I expect that the company is doing its best to find fall guys and scenarios that will allow Steve to stay. Apple, I am afraid, has a real problem, the only problem that it can’t work around. It is trying, but time does not, in fact, heal all wounds. I’ve come to the tentative conclusion that Steve was involved.”

Ouch. Mark speaks not only from authority, but as someone's who's been a huge fan of the way Steve has taken Apple since his return.

“A lot of people have called me the Guy Who Brought Steve Back, since I suggested the success of that move when Gil Amelio was CEO, and an avid reader of SNS. Gil, by the way, should always get the real credit for having saved Apple, by bringing Steve back, when no other CEO would touch him.

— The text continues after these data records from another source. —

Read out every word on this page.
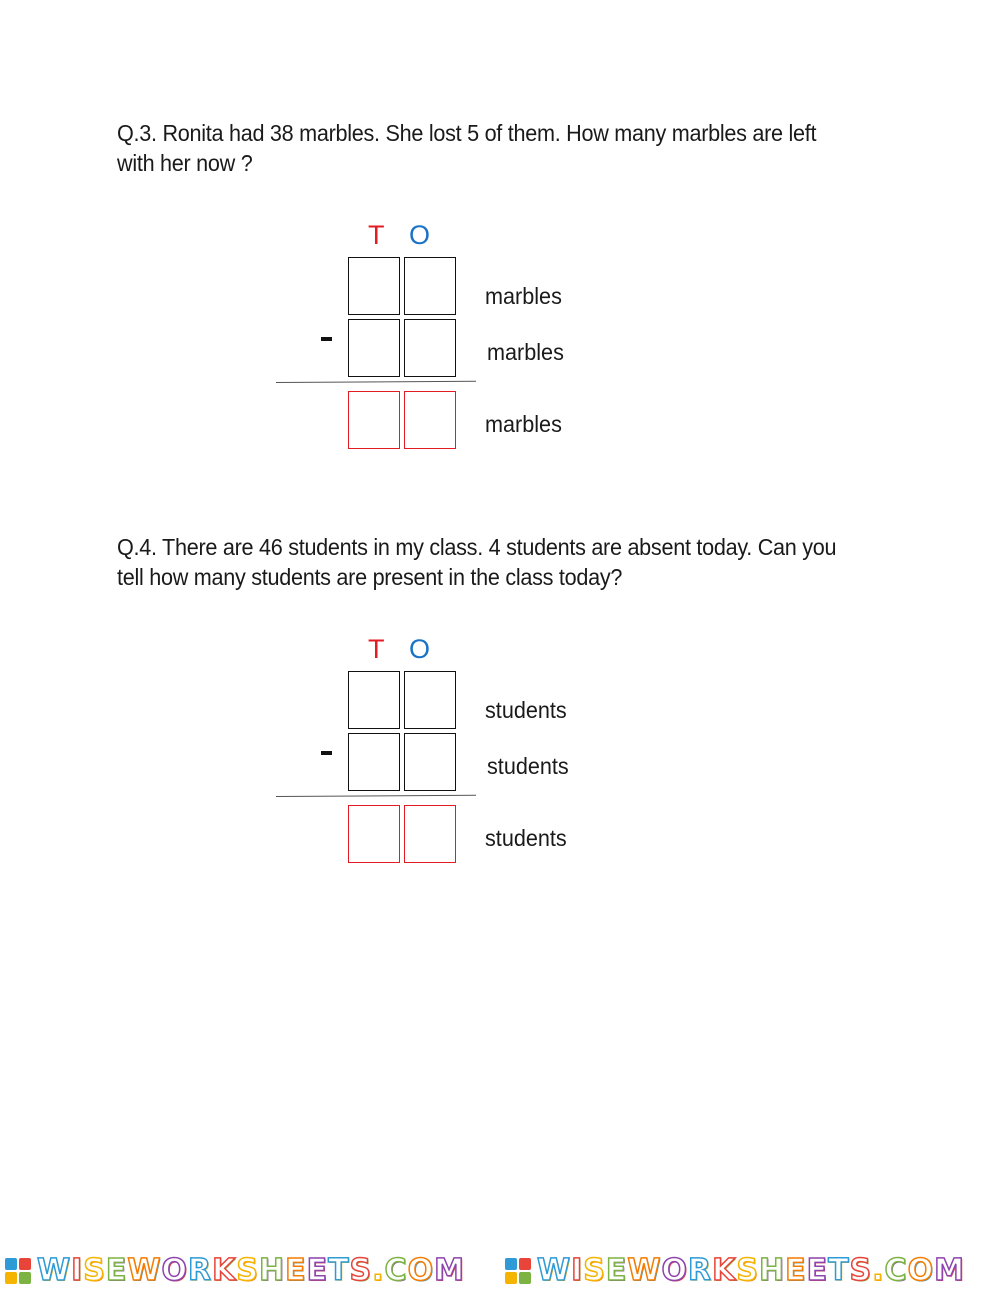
Q.3. Ronita had 38 marbles. She lost 5 of them. How many marbles are left with her now ?
T O
marbles
marbles
marbles
Q.4. There are 46 students in my class. 4 students are absent today. Can you tell how many students are present in the class today?
T O
students
students
students
W I S E W O R K S H E E T S . C O M W I S E W O R K S H E E T S . C O M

I’d hate to also be the guy who showed him the door. He’s doing a miracle job at Apple, and I, for one, would like to see it continue.”

Blogging vs MSM Hogwash

With the amount of busy time I have at the moment, it takes something to actually rouse me to blog. Jason Calacanis, who really should know better, manages it:

"Kudos to Sean Bonner for stepping in and standing up for Xeni (and bloggers breaking news everywhere) when Washington Post journo Brian Krebs cribbed her story WITHOUT CREDIT."

Except that Sean Bonner's post and the comments that have followed have demonstrated that he was, in fact, pretty much completely wrong. My friend Quinn provides a timeline that shows that BoingBoing, Wired, and Brian Krebs were working on the same story pretty much at the same time. The original source has confirmed that everyone had the story legitimately and independently. As Quinn puts it:

"These three reporters are ethical people that have my respect and admiration, and I've been in touch with everyone giving them my point of view."

Sean Bonner, on the other hand, comes out looking like a complete idiot. Not only has he libelled Brian Krebs - accusing a reporter of plagerism is a very serious matter likely to affect their professional standing - but he's continuing to stick to his guns in an incredibly weasel-ish way. Had Bonner simply apologised, I'd be giving him kudos for having done so. Instead, he's still trying to tarnish the reputation of someone who clearly has done nothing wrong.

And this raises a larger point: If bloggers want to be taken as seriously as mainstream media, they need to hold each other to the same standards they demand of MSM, which includes criticising their own when they get it wrong and asking for apologies too. By congratulating Bonner for "calling out" (yuck, hideous Americanism) Krebs, Calacanis is making a foobar. He should know better than to shoot first and ask questions later.